# 2003 AMC 12A Problems/Problem 17

## Problem

Square $ABCD$ has sides of length $4$, and $M$ is the midpoint of $\overline{CD}$. A circle with radius $2$ and center $M$ intersects a circle with radius $4$ and center $A$ at points $P$ and $D$. What is the distance from $P$ to $\overline{AD}$?

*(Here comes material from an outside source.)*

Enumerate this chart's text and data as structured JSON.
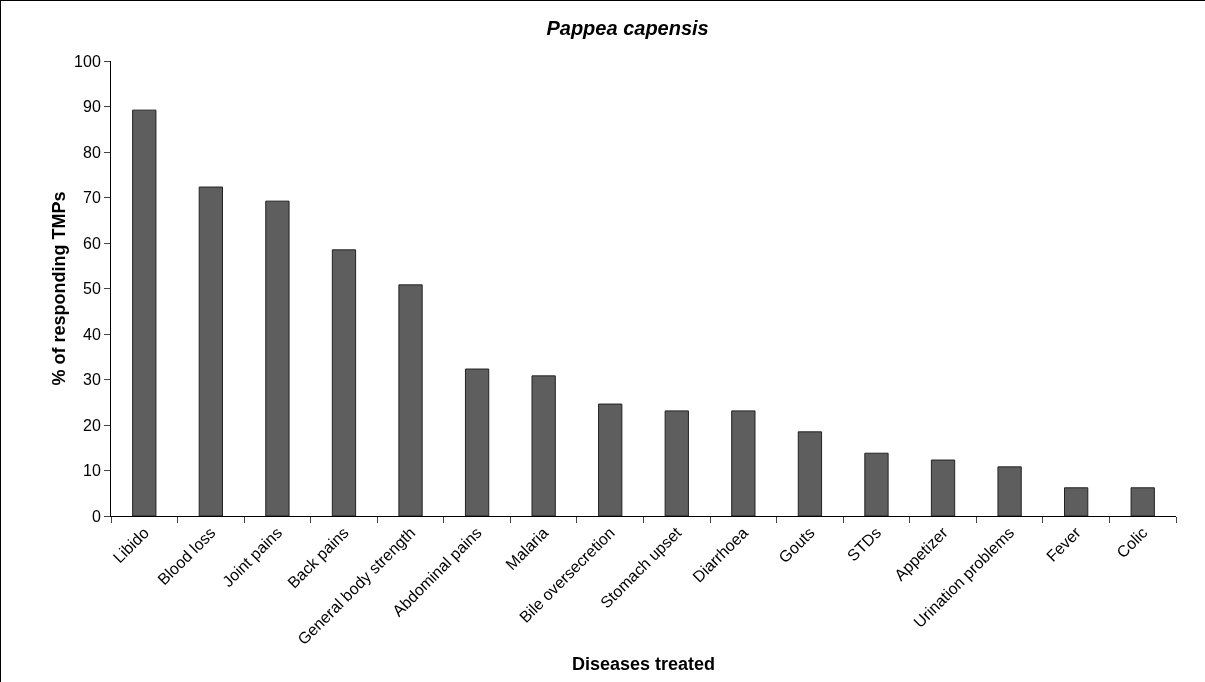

$\textbf{(A)}\ 3 \qquad \textbf{(B)}\ \frac {16}{5} \qquad \textbf{(C)}\ \frac {13}{4} \qquad \textbf{(D)}\ 2\sqrt {3} \qquad \textbf{(E)}\ \frac {7}{2}$

## Solution

Let $D$ be the origin. $A$ is the point $(0,4)$ and $M$ is the point $(2,0)$. We are given the radius of the quarter circle and semicircle as $4$ and $2$, respectively, so their equations, respectively, are:

$x^2 + (y-4)^2 = 4^2$

$(x-2)^2 + y^2 = 2^2$

Algebraically manipulating the second equation gives:

$y^2 = 2^2 - (x-2)^2$

$y^2 = (2-(x-2)(2+(x-2))$

$y^2 = (4-x)(x)$

$y = \sqrt{4x - x^2}$

Substituting this back into the first equation:

$x^2 + (\sqrt{4x - x^2} - 4)^2 = 4^2$

$x^2 + 4x - x^2 - 8\sqrt{4x - x^2} + 16 = 16$

$4x - 8\sqrt{4x - x^2} = 0$

$4x = 8\sqrt{4x - x^2}$

$16x^2 = 64(4x - x^2)$

$16x^2 = 256x - 64x^2$

$80x^2 - 256x = 0$

$x(80x - 256) = 0$

Solving each factor for 0 yields $x = 0 , \frac{16}{5}$. The first value of $0$ is obviously referring to the x-coordinate of the point where the circles intersect at the origin, $D$, so the second value must be referring to the x coordinate of $P$. Since $\overline{AD}$ is the y-axis, the distance to it from $P$ is the same as the x-value of the coordinate of $P$, so the distance from $P$ to $\overline{AD}$ is $\frac{16}{5} \Rightarrow B$

## Solution 2

Note that $P$ is merely a reflection of $D$ over $AM$. Call the intersection of $AM$ and $DP$ $X$. Drop perpendiculars from $X$ and $P$ to $AD$, and denote their respective points of intersection by $J$ and $K$. We then have $\triangle DXJ\sim\triangle DPK$, with a scale factor of 2. Thus, we can find $XJ$ and double it to get our answer. With some analytical geometry, we find that $XJ=\frac{8}{5}$, implying that $PK=\frac{16}{5}$.